Uma iniciativa admirável nesse sentido são as agências de Fact Checking. Órgãos que se esforçando
para avaliar notificas com uma metodologia, sem se comprometer com uma posição, mas rejeitando com
base em critérios sérios mesmo as fake news dos veículos e partidários que lhes são simpáticos. Mas no
geral são ainda iniciativas tímidas e que não foram popularizadas o suficiente.

Poderia ser papel da mídia tradicional se tornar a referência em metodologia. Seria um bom papel de
consolação a ser valorizado nelas, agora que ela caminha moribunda com a morte da mídia impressa.
Erguer cada jornal impresso tradicional como uma agência de fact cheking seria animador. O caso é que
parece que muito pouco é feito nesse sentido pela mídia tradicional.
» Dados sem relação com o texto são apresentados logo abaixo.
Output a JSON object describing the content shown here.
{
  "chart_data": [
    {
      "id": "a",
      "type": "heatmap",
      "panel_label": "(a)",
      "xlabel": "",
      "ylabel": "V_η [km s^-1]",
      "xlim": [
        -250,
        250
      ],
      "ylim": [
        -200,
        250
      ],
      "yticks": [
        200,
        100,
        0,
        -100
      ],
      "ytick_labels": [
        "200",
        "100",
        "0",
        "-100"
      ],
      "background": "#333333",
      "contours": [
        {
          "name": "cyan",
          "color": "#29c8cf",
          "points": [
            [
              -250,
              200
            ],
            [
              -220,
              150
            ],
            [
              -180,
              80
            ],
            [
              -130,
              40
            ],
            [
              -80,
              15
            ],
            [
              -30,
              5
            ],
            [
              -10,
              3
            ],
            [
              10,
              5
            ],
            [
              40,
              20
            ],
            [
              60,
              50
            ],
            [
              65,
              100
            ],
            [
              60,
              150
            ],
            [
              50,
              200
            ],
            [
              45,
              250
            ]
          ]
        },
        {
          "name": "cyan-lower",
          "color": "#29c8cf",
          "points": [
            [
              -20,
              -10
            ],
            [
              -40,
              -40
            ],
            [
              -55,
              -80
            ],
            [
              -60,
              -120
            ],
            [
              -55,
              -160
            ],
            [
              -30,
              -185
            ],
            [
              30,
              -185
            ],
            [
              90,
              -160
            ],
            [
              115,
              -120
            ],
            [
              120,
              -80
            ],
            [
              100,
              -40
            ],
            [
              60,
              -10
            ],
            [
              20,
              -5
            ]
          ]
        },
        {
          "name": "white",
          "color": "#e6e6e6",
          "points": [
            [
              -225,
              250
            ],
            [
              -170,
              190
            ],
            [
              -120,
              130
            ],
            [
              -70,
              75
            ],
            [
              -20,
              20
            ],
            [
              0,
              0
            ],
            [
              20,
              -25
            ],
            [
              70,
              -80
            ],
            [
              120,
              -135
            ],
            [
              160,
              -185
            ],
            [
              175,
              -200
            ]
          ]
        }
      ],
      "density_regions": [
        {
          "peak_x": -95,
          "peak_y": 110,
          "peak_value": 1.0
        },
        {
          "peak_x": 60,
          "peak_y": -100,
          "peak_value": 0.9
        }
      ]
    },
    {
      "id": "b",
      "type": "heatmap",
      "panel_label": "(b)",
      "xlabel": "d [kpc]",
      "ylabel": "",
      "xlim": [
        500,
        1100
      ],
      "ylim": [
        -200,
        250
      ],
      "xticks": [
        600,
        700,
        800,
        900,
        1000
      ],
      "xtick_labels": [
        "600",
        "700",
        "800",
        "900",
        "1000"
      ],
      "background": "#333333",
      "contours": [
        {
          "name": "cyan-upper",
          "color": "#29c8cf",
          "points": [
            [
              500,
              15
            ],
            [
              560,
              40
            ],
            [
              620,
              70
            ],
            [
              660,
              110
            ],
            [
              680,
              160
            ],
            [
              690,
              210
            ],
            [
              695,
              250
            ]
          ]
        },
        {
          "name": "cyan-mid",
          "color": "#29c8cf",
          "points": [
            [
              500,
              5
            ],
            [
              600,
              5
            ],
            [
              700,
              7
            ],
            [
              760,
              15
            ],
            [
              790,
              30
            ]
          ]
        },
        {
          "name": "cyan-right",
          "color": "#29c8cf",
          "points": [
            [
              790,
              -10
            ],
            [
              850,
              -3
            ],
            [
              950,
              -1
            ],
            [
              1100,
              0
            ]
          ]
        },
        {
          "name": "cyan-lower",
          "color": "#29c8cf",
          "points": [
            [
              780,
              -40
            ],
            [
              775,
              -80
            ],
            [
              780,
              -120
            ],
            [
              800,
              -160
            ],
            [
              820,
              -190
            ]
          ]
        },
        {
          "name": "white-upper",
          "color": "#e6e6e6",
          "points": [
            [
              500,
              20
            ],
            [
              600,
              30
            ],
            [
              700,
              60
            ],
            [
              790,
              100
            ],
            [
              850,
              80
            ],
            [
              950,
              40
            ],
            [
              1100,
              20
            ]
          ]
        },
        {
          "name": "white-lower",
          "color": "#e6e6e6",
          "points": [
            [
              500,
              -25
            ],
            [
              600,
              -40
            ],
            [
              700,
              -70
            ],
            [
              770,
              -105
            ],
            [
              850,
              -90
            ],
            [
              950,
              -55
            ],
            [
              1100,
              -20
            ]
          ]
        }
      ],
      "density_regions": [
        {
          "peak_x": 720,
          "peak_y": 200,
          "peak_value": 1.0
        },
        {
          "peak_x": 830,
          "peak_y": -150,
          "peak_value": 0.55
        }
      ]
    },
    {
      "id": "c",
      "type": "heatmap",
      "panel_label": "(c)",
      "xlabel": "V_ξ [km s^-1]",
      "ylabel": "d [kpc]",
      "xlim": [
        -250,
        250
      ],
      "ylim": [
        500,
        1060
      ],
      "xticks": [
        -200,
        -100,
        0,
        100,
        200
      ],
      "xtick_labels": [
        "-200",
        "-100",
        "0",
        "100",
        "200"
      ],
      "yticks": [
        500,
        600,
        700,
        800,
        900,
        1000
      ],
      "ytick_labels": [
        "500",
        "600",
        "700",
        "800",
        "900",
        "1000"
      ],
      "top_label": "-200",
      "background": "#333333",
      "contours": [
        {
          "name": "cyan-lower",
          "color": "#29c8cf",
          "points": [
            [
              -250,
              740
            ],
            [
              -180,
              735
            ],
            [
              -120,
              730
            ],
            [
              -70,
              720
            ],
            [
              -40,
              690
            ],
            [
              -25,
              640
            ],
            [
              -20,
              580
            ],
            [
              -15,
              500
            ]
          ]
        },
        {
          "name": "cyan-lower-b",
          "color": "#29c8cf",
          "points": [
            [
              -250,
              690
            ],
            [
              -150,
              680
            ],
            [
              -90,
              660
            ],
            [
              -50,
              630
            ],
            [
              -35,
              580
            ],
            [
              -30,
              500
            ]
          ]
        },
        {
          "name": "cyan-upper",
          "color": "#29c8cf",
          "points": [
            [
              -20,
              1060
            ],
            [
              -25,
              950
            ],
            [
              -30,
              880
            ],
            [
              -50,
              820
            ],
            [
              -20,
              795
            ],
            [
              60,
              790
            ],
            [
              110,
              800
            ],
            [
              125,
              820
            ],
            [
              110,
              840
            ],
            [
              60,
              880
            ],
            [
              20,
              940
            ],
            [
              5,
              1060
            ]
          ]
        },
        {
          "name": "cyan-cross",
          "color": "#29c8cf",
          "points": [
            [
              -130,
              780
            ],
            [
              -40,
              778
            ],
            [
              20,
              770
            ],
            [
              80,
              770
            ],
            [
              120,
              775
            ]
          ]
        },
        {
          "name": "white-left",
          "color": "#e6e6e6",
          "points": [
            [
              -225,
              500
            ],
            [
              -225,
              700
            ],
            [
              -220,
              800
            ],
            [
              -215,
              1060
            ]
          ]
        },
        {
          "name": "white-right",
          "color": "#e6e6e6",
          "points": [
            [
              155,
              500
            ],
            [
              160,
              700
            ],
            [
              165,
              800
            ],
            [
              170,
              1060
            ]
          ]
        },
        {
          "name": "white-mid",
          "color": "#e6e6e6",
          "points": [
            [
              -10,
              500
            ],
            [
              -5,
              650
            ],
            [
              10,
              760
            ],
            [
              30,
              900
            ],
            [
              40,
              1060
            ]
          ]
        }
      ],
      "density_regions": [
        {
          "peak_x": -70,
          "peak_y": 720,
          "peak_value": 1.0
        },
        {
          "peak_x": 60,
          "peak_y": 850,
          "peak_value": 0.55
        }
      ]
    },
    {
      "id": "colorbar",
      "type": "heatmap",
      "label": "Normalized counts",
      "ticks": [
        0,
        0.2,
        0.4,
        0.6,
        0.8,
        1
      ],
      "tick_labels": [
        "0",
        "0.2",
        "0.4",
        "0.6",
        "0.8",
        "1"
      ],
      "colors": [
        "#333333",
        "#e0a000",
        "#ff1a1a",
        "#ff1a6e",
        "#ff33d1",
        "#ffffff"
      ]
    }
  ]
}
Não que nunca tenham apresentado
o tema, mas no cenário atual ele já deveria ser central e pelo menos ocupar o caderno inicial de suas
publicações.

Porém, antes de confiar apenas no serviço privado, não seria exagero, em vista dos danos que as falhas
da informação podem causar mesmo aos regimes democráticos, às escolhas de líderes e partidos, que
no melhor interesse da democracia uma sociedade moderna devesse considerar incentivos
governamentais para instituir e ampliar iniciativas de fact checking. Seria antes uma medida de proteção à
essas democracias e que seria condição de possibilidade para seu fortalecimento. Não é saudável nem
democrático que tudo na nossa política hoje se transforme em disputas de narrativas, em que um lado
apenas se apega a um discurso e outro a um discurso contrário, ambos decididos de que possuem a
informação verdadeira. A disputa política deve ser sobre ideias, nunca sobre fatos.